Ahmadinejad calls on Iranian girls to marry at 16

Iranian President Mahmoud Ahmadinejad's comment is his latest effort to create a baby boom, reversing Iran's lauded model of family planning.

Iranian President Mahmoud Ahmadinejad gestures prior to delivering his speech at a public gathering during his provincial tour in the city of Qazvin about 90 miles west of the capital Tehran, Iran, Nov. 10.

Saman Aghvami/ISNA/AP Photo

November 22, 2010

Iran’s populist President Mahmoud Ahmadinejad is calling on Iranian girls to marry as young as 16, in a bid to reverse decades of family planning policy that turned revolutionary Iran into a UN-recognized model of curbing population growth in the Islamic world.

“We should take the age of marriage for boys to 20 and for girls to about 16 and 17,” Mr. Ahmadinejad said in remarks reported in Sunday newspapers in Tehran. “The marriage age for boys has reached 26 and for girls to 24, and there is no reason for this.”

The comments are the latest effort by the Iranian president to bolster the nation’s population of 75 million. He has said Iran can sustain 150 million citizens, and since July has supported a program of financial incentives for every new baby born.

A U-turn for family planning in Iran

Such practices are a U-turn of widely praised birth control practices in Iran. Seeking more “soldiers of Islam” after the 1979 Islamic revolution, family planning centers of the pro-West Shah were taken down, in the words of one historian, “on the grounds that Islam and Iran needed a large population.”

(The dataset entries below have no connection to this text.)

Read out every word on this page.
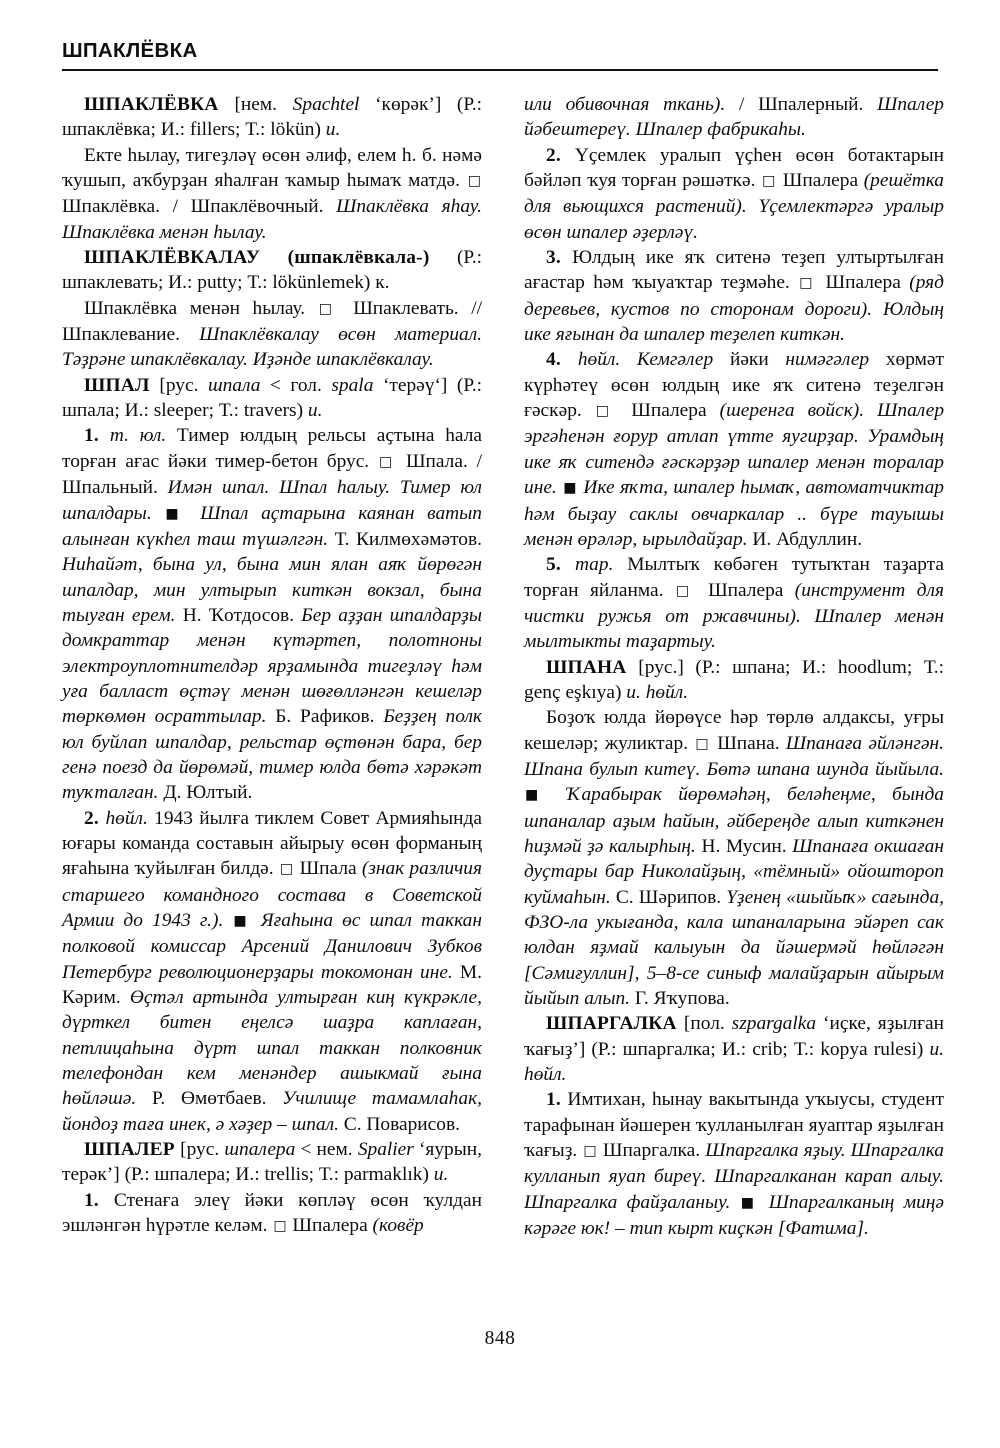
ШПАКЛЁВКА

ШПАКЛЁВКА [нем. Spachtel ‘көрәк’] (Р.: шпаклёвка; И.: fillers; Т.: lökün) и.

Екте һылау, тигеҙләү өсөн әлиф, елем һ. б. нәмә ҡушып, аҡбурҙан яһалған ҡамыр һымаҡ матдә. □ Шпаклёвка. / Шпаклёвочный. Шпаклёвка яһау. Шпаклёвка менән һылау.

ШПАКЛЁВКАЛАУ (шпаклёвкала-) (Р.: шпаклевать; И.: putty; Т.: lökünlemek) к.

Шпаклёвка менән һылау. □ Шпаклевать. // Шпаклевание. Шпаклёвкалау өсөн материал. Тәҙрәне шпаклёвкалау. Иҙәнде шпаклёвкалау.

ШПАЛ [рус. шпала < гол. spala ‘терәү‘] (Р.: шпала; И.: sleeper; Т.: travers) и.

1. т. юл. Тимер юлдың рельсы аҫтына һала торған ағас йәки тимер-бетон брус. □ Шпала. / Шпальный. Имән шпал. Шпал һалыу. Тимер юл шпалдары. ■ Шпал аҫтарына каянан ватып алынған күкһел таш түшәлгән. Т. Килмөхәмәтов. Ниһайәт, бына ул, бына мин ялан аяҡ йөрөгән шпалдар, мин ултырып киткән вокзал, бына тыуған ерем. Н. Ҡотдосов. Бер аҙҙан шпалдарҙы домкраттар менән күтәртеп, полотноны электроуплотнителдәр ярҙамында тигеҙләү һәм уға балласт өҫтәү менән шөғөлләнгән кешеләр төркөмөн осраттылар. Б. Рафиков. Беҙҙең полк юл буйлап шпалдар, рельстар өҫтөнән бара, бер генә поезд да йөрөмәй, тимер юлда бөтә хәрәкәт туҡталған. Д. Юлтый.

2. һөйл. 1943 йылға тиклем Совет Армияһында юғары команда составын айырыу өсөн форманың яғаһына ҡуйылған билдә. □ Шпала (знак различия старшего командного состава в Советской Армии до 1943 г.). ■ Яғаһына өс шпал таккан полковой комиссар Арсений Данилович Зубков Петербург революционерҙары токомонан ине. М. Кәрим. Өҫтәл артында ултырған киң күкрәкле, дүрткел битен еңелсә шаҙра каплаған, петлицаһына дүрт шпал таккан полковник телефондан кем менәндер ашыкмай ғына һөйләшә. Р. Өмөтбаев. Училище тамамлаһак, йондоҙ таға инек, ә хәҙер – шпал. С. Поварисов.

ШПАЛЕР [рус. шпалера < нем. Spalier ‘яурын, терәк’] (Р.: шпалера; И.: trellis; Т.: parmaklık) и.

1. Стенаға элеү йәки көпләү өсөн ҡулдан эшләнгән һүрәтле келәм. □ Шпалера (ковёр

или обивочная ткань). / Шпалерный. Шпалер йәбештереү. Шпалер фабрикаһы.

2. Үҫемлек уралып үҫһен өсөн ботактарын бәйләп ҡуя торған рәшәткә. □ Шпалера (решётка для вьющихся растений). Үҫемлектәргә уралыр өсөн шпалер әҙерләү.

3. Юлдың ике яҡ ситенә теҙеп ултыртылған ағастар һәм ҡыуаҡтар теҙмәһе. □ Шпалера (ряд деревьев, кустов по сторонам дороги). Юлдың ике яғынан да шпалер теҙелеп киткән.

4. һөйл. Кемгәлер йәки нимәгәлер хөрмәт күрһәтеү өсөн юлдың ике яҡ ситенә теҙелгән ғәскәр. □ Шпалера (шеренга войск). Шпалер эргәһенән ғорур атлап үтте яугирҙар. Урамдың ике яҡ ситендә ғәскәрҙәр шпалер менән торалар ине. ■ Ике яҡта, шпалер һымаҡ, автоматчиктар һәм быҙау саклы овчаркалар .. бүре тауышы менән өрәләр, ырылдайҙар. И. Абдуллин.

5. тар. Мылтыҡ көбәген тутыҡтан таҙарта торған яйланма. □ Шпалера (инструмент для чистки ружья от ржавчины). Шпалер менән мылтыкты таҙартыу.

ШПАНА [рус.] (Р.: шпана; И.: hoodlum; Т.: genç eşkıya) и. һөйл.

Боҙоҡ юлда йөрөүсе һәр төрлө алдаксы, уғры кешеләр; жуликтар. □ Шпана. Шпанаға әйләнгән. Шпана булып китеү. Бөтә шпана шунда йыйыла. ■ Ҡарабырак йөрөмәһәң, беләһеңме, бында шпаналар аҙым һайын, әйбереңде алып киткәнен һиҙмәй ҙә калырһың. Н. Мусин. Шпанаға окшаған дуҫтары бар Николайҙың, «тёмный» ойоштороп куймаһын. С. Шәрипов. Үҙенең «шыйыҡ» сағында, ФЗО-ла укығанда, кала шпаналарына эйәреп сак юлдан яҙмай калыуын да йәшермәй һөйләгән [Сәмиғуллин], 5–8-се синыф малайҙарын айырым йыйып алып. Г. Яҡупова.

ШПАРГАЛКА [пол. szpargalka ‘иҫке, яҙылған ҡағыҙ’] (Р.: шпаргалка; И.: crib; Т.: kopya rulesi) и. һөйл.

1. Имтихан, һынау вакытында уҡыусы, студент тарафынан йәшерен ҡулланылған яуаптар яҙылған ҡағыҙ. □ Шпаргалка. Шпаргалка яҙыу. Шпаргалка кулланып яуап биреү. Шпаргалканан карап алыу. Шпаргалка файҙаланыу. ■ Шпаргалканың миңә кәрәге юк! – тип кырт киҫкән [Фатима].

848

But as the population exploded by up to 3.9 per cent per year – among the highest in the world – it became clear to Iran’s leaders that such growth was unsustainable. By 1986 the population had jumped in a decade from 33 million to nearly 50 million.

Family planning courses became required for newlyweds, birth control services emerged in the most remote villages, and sterilization procedures for men and women were provided free of charge. The main vasectomy clinic in south Tehran once painted its parking lot with green arrows to lead the way.

“It’s so that clients can find us without asking, if they are embarrassed,” Fereydoun Forouhary, director of the clinic, told the Monitor in 1999.

FROM MONITOR ARCHIVES: An unlikely model for family planning

Subsidies were cut to large households, and regime policy held that that the “ideal” Islamic family had two children. Condoms were subsidized, with the Islamic Republic’s state-owned factory producing 45 million a year by the late 1990s, in 30 different shapes, colors and flavors. By 2001 it was producing 70 million.

“No other country did such great work in such a short time,” Mohamed Mosleh-Uddin, the Tehran representative of the UN Population Fund, told the Monitor in 1999. He said the rest of the developing world took “30 to 40 years to get this far.”

“Three actors have worked together: great religious support, political commitment, and a good health infrastructure,” said Mr. Mosleh-Uddin. “In no other country are all these elements there.”

Why Ahmadinejad wants a baby boom

Critics of Ahmadinejad’s efforts complain that Iran’s deepening economic problems, from unemployment and inflation to lack of resources, will only worsen with a swelling population. Currently some two-thirds of the population is under 35 years old.

Already the government is anxious about its plans to imminently remove subsidies on everything from food and fuel to electricity. The plan provides citizens with a $40 per month cash payment instead, though public complaints are increasing that the money will not bridge the gap.

Several layers of UN, American and European sanctions over Iran’s nuclear program are adding to economic uncertainty.

But Ahmadinejad has favored an increasing population for years. After more than a year in office, in late 2006, he called for a baby boom.

“I am against saying that two children are enough. Our country has a lot of capacity … for many children to grow in it,” he was quoted as saying in the Guardian newspaper at the time. “Westerners have got problems. Because their population growth is negative, they are worried and fear that if our population increases, we will triumph over them.”

The reformist Etemaad-e Melli newspaper said the price would be high for such “ill-considered” comments, the Guardian reported.

“[Ahmadinejad] stresses the necessity of population growth and the triumph of Iran over western governments, ignoring the fact that what leads to such triumph is not population size but knowledge, technology, wealth, welfare and security.”